As touched on earlier, many CGTs have failed as a result of reimbursement issues given the unparalleled high costs of bringing these therapies to market. Creative payment models are being developed to help address this issue. For example, we have seen annuity-based models (spreading the cost over several years in a pre-agreed payment plan) and outcomes-based models, whereby reimbursement payments are conditional upon the patient reaching specific clinical outcomes by deadlines – although collecting the data on those outcomes can be difficult and costly in practice. However, over the next few years, we expect to see better infrastructure for collecting this data and other creative payment models to emerge and become customary for CGTs - for example, the use of a subscription style model for certain CGTs that allows paying authorities to pay a lump sum for unlimited access to treatments over an agreed period of time. Therefore, greater access to reimbursement coupled with the possibility of reduced costs, arising from efficiencies and growing patient demand, is another source of hope for the CGT sector. 

As well as creative solutions to maximise the efficiency and affordability of existing therapies, in vivo cell therapy has the potential to be a complete paradigm shift for the CGT sector. Traditional ex vivo engineering (whereby a patient’s cells are modified outside the body and reinserted) is labour intensive, costly, complex, time-consuming and requires access to specialised facilities – thus, ultimately, contributing to the cost issues detailed above. However, in vivo therapies, where genetic material or modified cells are delivered directly inside the patient’s body, have the potential to reduce these complexities (and costs) and ultimately expand the scope and availability of CGTs. 

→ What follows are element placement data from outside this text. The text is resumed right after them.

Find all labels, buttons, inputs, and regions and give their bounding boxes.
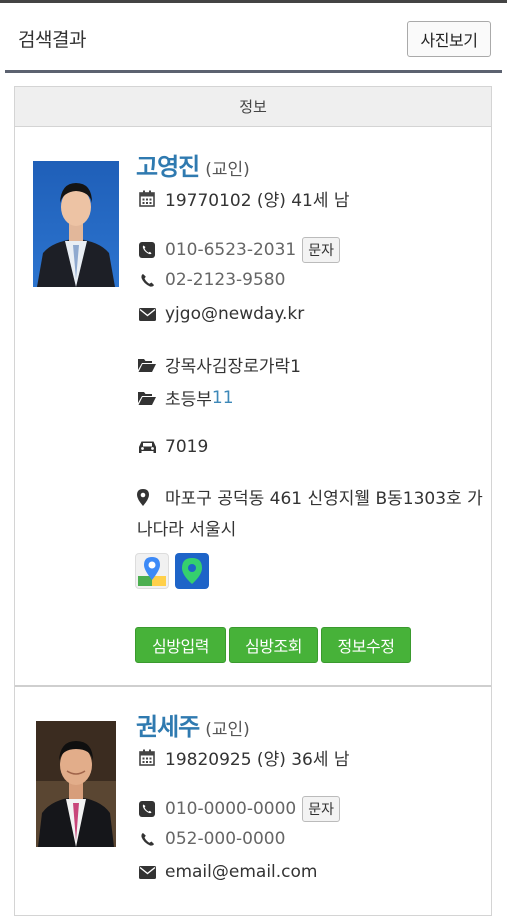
sms-button[interactable]: 문자 bbox=[302, 237, 341, 263]
edit-info-button[interactable]: 정보수정 bbox=[321, 627, 411, 663]
phone-row: 02-2123-9580 bbox=[137, 270, 285, 290]
phone-icon bbox=[137, 270, 157, 290]
mobile-number[interactable]: 010-6523-2031 bbox=[165, 240, 296, 260]
mobile-phone-icon bbox=[137, 799, 157, 819]
envelope-icon bbox=[137, 862, 157, 882]
page-title: 검색결과 bbox=[18, 29, 86, 51]
person-name[interactable]: 권세주 bbox=[136, 707, 200, 742]
sms-button[interactable]: 문자 bbox=[302, 796, 341, 822]
panel-heading: 정보 bbox=[15, 87, 491, 127]
group1-row: 강목사김장로가락1 bbox=[137, 352, 301, 377]
mobile-phone-icon bbox=[137, 240, 157, 260]
person-name-row: 권세주 (교인) bbox=[136, 707, 250, 742]
birth-row: 19770102 (양) 41세 남 bbox=[137, 186, 350, 211]
mobile-number[interactable]: 010-0000-0000 bbox=[165, 799, 296, 819]
birth-info: 19770102 (양) 41세 남 bbox=[165, 191, 350, 211]
map-links bbox=[135, 553, 209, 589]
calendar-icon bbox=[137, 189, 157, 209]
naver-map-icon[interactable] bbox=[175, 553, 209, 589]
email-address[interactable]: yjgo@newday.kr bbox=[165, 304, 304, 324]
phone-row: 052-000-0000 bbox=[137, 829, 285, 849]
car-row: 7019 bbox=[137, 437, 208, 457]
email-row: email@email.com bbox=[137, 862, 317, 882]
result-panel: 정보 고영진 (교인) 19770102 (양) 41세 남 010-6523-… bbox=[14, 86, 492, 916]
person-name-row: 고영진 (교인) bbox=[136, 147, 250, 182]
header-divider bbox=[5, 70, 502, 73]
person-photo[interactable] bbox=[36, 721, 116, 847]
calendar-icon bbox=[137, 748, 157, 768]
mobile-row: 010-0000-0000 문자 bbox=[137, 796, 341, 822]
car-icon bbox=[137, 437, 157, 457]
group2-text: 초등부 bbox=[165, 390, 212, 410]
birth-info: 19820925 (양) 36세 남 bbox=[165, 750, 350, 770]
person-role: (교인) bbox=[205, 160, 250, 180]
action-buttons: 심방입력 심방조회 정보수정 bbox=[135, 627, 411, 663]
mobile-row: 010-6523-2031 문자 bbox=[137, 237, 341, 263]
visit-lookup-button[interactable]: 심방조회 bbox=[229, 627, 318, 663]
person-role: (교인) bbox=[205, 720, 250, 740]
folder-open-icon bbox=[137, 388, 157, 408]
google-maps-icon[interactable] bbox=[135, 553, 169, 589]
visit-input-button[interactable]: 심방입력 bbox=[135, 627, 226, 663]
photo-view-button[interactable]: 사진보기 bbox=[407, 21, 491, 57]
address-text: 마포구 공덕동 461 신영지웰 B동1303호 가나다라 서울시 bbox=[137, 489, 483, 540]
person-photo[interactable] bbox=[33, 161, 119, 287]
email-row: yjgo@newday.kr bbox=[137, 304, 304, 324]
group1-text: 강목사김장로가락1 bbox=[165, 357, 301, 377]
envelope-icon bbox=[137, 304, 157, 324]
address-block: 마포구 공덕동 461 신영지웰 B동1303호 가나다라 서울시 bbox=[137, 485, 487, 545]
group2-row: 초등부 11 bbox=[137, 385, 234, 410]
birth-row: 19820925 (양) 36세 남 bbox=[137, 745, 350, 770]
app-header: 검색결과 사진보기 bbox=[0, 3, 507, 71]
folder-open-icon bbox=[137, 355, 157, 375]
map-marker-icon bbox=[137, 487, 157, 516]
email-address[interactable]: email@email.com bbox=[165, 862, 317, 882]
phone-icon bbox=[137, 829, 157, 849]
person-name[interactable]: 고영진 bbox=[136, 147, 200, 182]
group2-link[interactable]: 11 bbox=[212, 388, 234, 408]
card-divider bbox=[15, 685, 491, 687]
phone-number[interactable]: 052-000-0000 bbox=[165, 829, 285, 849]
car-number: 7019 bbox=[165, 437, 209, 457]
phone-number[interactable]: 02-2123-9580 bbox=[165, 270, 285, 290]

However, a word of caution, while much progress is being shown in this promising area, it is widely acknowledged that a number of technical, safety and regulatory challenges will need to be addressed before in vivo therapies are widely available. Nevertheless, in vivo CAR T-cell therapy, in particular, is rapidly becoming a very hot area for investment, exciting VC investors and large pharmaceutical companies alike. In the last 18 months, companies such as Eli Lilly, Kite Pharma, AbbVie and AstraZeneca have been snapping up companies with in vivo platforms. 

Lastly, for US and European biopharma companies, exploring other territories (in particular China) also offers a new source of hope. In recent years, China has become an increasingly influential market for CGT development, particularly as it is widely viewed as offering quicker and more cost-effective clinical development pathways. Many CGTs are being first evaluated under China’s investigator-initiated trial system, which allows academic centres to run first in-human studies before formal IND/sponsor trials – a trend which is seemingly becoming increasingly popular. 

To conclude, even those with an optimistic outlook would have to acknowledge the difficulties that the CGT sector faces, especially when it comes to commercialisation. However, as we have highlighted, there remain clear reasons to be hopeful for the success of the industry in the future. One thing is for sure, the continued evolution of the global CGT market is set to be a rollercoaster ride for all involved.